The Wages of Whiteness: Race and the Making of the American Working Class
The Haymarket Series
by David R. Roediger, Priyamvada Gopal, Kathleen Cleaver
Why You'll Love This
The idea that racism hurt white workers too — psychologically, politically, ideologically — is the kind of argument that quietly reorders everything you thought you knew about class in America.

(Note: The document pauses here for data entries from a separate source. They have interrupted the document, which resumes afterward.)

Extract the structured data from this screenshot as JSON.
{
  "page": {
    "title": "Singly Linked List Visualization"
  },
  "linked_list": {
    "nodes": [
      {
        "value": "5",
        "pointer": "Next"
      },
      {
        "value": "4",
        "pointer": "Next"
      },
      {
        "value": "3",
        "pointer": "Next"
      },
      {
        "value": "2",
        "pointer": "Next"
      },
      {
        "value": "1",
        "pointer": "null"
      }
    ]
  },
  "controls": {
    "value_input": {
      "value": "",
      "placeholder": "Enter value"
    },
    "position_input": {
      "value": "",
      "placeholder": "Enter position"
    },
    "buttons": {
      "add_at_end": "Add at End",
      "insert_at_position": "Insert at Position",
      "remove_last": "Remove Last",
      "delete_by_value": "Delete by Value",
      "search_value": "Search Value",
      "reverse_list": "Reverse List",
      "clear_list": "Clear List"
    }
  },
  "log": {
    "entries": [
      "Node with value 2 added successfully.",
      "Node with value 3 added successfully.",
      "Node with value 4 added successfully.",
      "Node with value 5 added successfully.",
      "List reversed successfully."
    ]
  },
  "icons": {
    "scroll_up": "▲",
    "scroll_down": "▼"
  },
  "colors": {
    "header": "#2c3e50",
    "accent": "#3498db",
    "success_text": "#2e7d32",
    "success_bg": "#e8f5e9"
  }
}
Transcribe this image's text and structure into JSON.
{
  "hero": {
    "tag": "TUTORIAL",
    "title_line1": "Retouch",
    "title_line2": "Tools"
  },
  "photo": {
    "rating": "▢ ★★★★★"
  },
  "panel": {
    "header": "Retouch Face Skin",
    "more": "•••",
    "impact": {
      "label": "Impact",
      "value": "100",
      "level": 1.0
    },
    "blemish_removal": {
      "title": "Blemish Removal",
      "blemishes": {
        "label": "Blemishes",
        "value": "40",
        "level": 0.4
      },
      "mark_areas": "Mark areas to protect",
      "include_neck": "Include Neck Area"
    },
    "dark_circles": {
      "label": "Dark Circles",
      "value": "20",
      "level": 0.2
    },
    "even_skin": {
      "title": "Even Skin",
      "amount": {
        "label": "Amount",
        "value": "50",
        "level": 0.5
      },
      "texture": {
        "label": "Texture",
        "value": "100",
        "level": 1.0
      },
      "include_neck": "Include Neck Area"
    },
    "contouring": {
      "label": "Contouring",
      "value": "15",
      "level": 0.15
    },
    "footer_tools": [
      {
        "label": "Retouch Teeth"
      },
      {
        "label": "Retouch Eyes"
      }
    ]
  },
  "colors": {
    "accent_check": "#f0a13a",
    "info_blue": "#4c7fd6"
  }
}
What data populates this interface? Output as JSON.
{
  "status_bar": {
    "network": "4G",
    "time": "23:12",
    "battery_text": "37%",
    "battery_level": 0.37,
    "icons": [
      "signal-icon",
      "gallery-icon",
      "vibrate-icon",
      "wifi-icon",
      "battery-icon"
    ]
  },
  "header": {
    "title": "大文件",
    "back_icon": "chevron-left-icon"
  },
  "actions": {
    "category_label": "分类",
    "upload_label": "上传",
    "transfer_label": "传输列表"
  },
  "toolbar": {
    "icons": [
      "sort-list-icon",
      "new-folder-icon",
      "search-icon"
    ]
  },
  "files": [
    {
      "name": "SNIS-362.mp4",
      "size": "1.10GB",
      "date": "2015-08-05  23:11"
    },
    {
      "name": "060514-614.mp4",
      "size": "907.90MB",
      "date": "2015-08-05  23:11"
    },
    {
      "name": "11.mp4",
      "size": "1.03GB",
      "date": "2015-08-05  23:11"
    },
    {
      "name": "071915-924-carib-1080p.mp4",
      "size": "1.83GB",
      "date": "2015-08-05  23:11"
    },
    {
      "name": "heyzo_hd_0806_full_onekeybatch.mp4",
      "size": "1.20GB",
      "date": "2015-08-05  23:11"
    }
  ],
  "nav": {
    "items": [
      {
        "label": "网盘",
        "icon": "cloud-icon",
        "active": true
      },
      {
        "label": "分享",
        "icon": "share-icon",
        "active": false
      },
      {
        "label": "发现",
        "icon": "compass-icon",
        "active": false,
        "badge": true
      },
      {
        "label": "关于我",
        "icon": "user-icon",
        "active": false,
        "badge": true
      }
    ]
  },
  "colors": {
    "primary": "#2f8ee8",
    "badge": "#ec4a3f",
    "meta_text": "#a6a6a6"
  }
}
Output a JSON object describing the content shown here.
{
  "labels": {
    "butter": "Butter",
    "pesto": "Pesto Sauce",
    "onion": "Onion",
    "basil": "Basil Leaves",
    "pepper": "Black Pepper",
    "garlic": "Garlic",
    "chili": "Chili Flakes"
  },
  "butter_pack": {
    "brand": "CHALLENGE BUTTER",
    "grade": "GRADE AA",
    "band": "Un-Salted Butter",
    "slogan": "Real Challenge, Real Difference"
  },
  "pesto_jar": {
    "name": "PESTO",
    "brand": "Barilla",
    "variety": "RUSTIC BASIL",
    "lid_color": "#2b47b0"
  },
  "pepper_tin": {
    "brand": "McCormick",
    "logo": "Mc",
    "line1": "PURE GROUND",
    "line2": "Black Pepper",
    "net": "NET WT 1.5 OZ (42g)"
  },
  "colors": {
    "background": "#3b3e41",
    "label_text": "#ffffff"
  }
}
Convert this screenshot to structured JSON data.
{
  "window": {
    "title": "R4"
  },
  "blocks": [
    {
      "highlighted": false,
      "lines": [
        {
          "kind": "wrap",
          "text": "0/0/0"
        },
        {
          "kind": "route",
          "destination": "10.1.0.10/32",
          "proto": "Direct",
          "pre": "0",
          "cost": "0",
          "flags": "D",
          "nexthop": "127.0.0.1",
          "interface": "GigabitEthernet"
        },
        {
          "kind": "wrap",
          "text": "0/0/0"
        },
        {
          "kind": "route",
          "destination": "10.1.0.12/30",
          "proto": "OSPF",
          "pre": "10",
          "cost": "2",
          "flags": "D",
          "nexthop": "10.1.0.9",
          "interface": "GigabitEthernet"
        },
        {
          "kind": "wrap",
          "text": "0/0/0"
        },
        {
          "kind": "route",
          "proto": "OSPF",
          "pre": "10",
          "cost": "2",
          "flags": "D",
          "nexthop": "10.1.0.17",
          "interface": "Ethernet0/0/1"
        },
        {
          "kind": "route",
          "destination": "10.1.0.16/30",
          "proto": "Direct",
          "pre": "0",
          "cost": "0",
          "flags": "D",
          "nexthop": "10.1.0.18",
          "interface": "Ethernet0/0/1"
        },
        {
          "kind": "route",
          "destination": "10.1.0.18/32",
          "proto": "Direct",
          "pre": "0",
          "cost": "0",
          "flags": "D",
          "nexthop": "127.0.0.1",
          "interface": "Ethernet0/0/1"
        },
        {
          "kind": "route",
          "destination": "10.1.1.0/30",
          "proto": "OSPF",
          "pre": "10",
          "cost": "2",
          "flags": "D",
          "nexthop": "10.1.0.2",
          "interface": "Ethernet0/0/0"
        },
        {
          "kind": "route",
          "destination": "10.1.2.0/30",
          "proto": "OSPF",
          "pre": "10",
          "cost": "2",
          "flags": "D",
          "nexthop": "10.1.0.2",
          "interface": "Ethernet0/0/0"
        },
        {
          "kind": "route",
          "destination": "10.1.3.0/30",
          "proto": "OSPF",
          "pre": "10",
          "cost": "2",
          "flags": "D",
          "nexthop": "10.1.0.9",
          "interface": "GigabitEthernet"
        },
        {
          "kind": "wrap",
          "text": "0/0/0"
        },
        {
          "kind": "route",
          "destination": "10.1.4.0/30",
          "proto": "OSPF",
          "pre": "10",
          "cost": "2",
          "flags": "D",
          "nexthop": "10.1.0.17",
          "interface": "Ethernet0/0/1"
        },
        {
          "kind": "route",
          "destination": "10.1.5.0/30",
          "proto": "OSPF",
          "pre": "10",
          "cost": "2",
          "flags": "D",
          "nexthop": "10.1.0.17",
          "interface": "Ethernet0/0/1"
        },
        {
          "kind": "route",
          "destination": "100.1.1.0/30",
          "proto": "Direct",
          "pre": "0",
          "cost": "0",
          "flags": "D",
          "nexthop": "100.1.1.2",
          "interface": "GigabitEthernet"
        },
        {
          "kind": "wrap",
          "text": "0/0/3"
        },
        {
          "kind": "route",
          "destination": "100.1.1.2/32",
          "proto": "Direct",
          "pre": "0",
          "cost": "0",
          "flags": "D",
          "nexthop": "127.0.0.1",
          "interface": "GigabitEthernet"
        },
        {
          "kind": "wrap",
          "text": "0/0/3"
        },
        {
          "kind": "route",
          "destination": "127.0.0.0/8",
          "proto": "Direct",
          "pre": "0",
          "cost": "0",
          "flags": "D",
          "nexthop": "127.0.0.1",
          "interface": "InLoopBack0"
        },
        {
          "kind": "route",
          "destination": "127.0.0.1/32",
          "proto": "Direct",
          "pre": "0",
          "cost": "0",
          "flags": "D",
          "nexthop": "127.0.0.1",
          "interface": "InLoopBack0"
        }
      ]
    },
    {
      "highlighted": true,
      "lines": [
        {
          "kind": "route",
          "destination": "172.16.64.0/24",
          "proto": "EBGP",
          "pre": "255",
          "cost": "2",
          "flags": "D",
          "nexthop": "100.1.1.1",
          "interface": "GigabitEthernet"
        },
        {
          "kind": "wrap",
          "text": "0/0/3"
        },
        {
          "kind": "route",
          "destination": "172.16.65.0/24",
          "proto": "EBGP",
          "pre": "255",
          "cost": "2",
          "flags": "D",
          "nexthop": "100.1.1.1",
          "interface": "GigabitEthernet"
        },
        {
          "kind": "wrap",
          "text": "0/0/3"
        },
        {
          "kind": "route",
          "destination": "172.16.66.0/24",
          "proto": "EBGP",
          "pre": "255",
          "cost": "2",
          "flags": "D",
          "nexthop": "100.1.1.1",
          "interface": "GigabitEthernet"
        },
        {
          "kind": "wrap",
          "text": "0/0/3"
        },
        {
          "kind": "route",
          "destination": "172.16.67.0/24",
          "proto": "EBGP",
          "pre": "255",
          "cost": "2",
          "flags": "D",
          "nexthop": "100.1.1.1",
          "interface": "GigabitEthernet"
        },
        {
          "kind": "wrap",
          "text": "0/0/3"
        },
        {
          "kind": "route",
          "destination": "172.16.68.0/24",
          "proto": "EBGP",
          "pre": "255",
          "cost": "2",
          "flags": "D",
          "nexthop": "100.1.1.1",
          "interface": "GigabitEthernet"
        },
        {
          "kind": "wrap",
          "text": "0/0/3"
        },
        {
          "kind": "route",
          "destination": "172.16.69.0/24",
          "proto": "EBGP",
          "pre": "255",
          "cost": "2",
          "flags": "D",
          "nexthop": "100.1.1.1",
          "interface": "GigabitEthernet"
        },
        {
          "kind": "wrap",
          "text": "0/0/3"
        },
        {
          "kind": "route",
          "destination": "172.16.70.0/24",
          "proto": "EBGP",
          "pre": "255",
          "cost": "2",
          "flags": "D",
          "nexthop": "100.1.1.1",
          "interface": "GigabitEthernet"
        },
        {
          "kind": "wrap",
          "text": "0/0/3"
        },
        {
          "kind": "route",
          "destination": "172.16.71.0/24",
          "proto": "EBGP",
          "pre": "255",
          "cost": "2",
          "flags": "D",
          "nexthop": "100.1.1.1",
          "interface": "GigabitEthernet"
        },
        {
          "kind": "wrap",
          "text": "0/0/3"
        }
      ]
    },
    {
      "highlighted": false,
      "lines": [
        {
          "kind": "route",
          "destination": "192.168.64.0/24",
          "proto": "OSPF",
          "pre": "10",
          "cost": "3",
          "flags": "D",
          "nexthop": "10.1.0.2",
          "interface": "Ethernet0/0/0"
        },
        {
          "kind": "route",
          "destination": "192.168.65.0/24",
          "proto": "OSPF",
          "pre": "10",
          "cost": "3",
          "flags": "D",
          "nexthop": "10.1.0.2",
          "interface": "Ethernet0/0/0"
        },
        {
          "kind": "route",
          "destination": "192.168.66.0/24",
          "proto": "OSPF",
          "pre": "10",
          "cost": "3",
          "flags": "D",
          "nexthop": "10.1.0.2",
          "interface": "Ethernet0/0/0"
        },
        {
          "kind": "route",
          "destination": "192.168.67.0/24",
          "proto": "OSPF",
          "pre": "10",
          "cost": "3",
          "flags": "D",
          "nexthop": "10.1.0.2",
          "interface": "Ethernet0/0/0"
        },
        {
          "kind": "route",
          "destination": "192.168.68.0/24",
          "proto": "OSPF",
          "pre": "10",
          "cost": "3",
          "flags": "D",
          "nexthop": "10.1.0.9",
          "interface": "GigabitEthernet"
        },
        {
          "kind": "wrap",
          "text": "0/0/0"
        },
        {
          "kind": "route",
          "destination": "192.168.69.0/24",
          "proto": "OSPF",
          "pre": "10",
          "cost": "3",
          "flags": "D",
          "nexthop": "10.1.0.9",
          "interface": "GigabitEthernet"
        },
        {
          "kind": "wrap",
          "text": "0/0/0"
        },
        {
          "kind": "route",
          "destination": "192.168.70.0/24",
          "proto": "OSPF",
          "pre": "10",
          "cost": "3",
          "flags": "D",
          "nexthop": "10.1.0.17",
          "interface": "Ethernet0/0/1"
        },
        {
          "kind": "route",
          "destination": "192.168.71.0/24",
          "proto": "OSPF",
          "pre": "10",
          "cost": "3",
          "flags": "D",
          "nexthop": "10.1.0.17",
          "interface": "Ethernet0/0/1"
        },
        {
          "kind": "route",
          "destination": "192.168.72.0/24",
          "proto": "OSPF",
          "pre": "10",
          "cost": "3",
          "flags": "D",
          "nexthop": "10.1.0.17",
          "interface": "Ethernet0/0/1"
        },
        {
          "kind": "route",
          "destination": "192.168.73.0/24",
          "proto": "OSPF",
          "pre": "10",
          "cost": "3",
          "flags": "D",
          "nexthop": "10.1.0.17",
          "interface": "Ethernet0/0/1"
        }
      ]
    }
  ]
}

- Great if you want: a rigorous rethinking of how race and class co-constructed each other
- The experience: dense and intellectually demanding — a slow, rewarding grind, not a cruise
- The writing: Roediger builds arguments in careful layers, drawing heavily on cultural and psychoanalytic theory
- Skip if: academic historical analysis without narrative storytelling frustrates you
About This Book
How did race become central to the identity of the American working class—not as a side effect of economic competition, but as something workers actively constructed and embraced? David Roediger's landmark study argues that whiteness functioned less as a biological fact than as a psychological wage, a means by which Northern laborers reconciled the indignities of wage work with the nation's founding promises of freedom and independence. Drawing on labor history, psychoanalytic theory, and cultural analysis, the book traces how blackface minstrelsy, political rhetoric, and everyday workplace customs helped forge a white working-class identity that bound laborers to the very hierarchies oppressing them.
What sets this book apart as a reading experience is Roediger's willingness to hold uncomfortable tensions without resolving them too neatly. His prose is rigorous but never airless, and he moves fluidly between sweeping structural arguments and vivid historical particulars. The introductory essays by Priyamvada Gopal and Kathleen Cleaver anchor the original text in ongoing conversations about race and labor, giving the book a layered, dialogic quality that rewards careful, attentive reading rather than passive consumption.